You might respond that in actuality no group is devoid of worthwhile attributes. You would be right about that, but all I need is the possibility of such a group for my objection to go through.
I think you agree with me that patriotism is not jingoism. In my original post I characterized jingoism as bellicose chauvinism. So imagine some jingoist who trumpets "My country right or wrong." He could invoke your theory in justification of his attitude. He might say, agreeing with you: My country is mine, and its being mine suffices to make it morally permissible for me to prefer my country over every other, and to take its side in any conflict with any other, regardless of the nature of the conflict and regardless of any moral outrages my country has perpetrated on the other. Do you want to give aid and comfort to such jingoism?

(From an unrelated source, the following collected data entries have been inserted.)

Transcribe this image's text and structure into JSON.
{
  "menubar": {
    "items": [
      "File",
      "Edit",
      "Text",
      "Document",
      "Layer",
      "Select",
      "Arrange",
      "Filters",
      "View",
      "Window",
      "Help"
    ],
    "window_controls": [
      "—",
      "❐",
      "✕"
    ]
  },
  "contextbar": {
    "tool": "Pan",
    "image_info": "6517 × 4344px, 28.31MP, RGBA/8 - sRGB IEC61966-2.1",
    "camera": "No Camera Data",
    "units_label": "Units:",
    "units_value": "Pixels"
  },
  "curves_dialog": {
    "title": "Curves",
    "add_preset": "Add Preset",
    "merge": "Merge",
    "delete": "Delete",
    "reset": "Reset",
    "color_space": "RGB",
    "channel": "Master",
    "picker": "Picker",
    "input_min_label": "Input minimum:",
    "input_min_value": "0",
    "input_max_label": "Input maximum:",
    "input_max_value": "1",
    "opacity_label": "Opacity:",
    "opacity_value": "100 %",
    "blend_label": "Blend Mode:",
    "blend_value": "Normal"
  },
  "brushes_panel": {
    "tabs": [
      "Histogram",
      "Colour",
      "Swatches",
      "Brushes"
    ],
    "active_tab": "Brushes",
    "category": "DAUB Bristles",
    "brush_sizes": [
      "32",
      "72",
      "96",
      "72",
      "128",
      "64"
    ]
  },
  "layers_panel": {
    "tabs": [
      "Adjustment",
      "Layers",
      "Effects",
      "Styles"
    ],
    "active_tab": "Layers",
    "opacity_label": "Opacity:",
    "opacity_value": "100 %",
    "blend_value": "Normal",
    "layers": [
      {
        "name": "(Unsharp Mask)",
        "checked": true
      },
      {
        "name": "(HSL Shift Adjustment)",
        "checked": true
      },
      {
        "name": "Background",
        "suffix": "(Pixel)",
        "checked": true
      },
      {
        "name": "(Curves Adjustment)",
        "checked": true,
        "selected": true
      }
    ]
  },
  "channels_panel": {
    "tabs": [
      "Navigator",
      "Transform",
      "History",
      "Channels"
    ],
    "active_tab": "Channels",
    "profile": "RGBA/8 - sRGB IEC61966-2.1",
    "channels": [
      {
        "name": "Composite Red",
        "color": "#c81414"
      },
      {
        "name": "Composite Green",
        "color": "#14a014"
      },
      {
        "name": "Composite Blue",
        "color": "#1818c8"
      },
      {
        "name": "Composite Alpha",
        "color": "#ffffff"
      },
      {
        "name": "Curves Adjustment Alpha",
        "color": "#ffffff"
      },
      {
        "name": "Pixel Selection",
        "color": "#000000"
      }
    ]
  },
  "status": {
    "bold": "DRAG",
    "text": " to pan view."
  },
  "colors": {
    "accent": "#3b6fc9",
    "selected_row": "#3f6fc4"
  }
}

Is your loyalty to your rapist friend (or to your Muslim friend whom you have just discovered to have participated in the Paris terrorist attack) logically consistent with turning him into the police? Assume that 'ratting him out' will lead to his execution. Would you remain a loyal friend if you did that? Can a 'rat' be loyal? I would say No, and that you (morally) must turn him in. It is morally obligatory that you turn him in. It is therefore morally impermissible that you abstract away from his attributes and deeds and consider merely the fact that he is your friend.
I take that to show that the moral permissibility of loyalty to a friend cannot be grounded merely in the fact that he is your friend.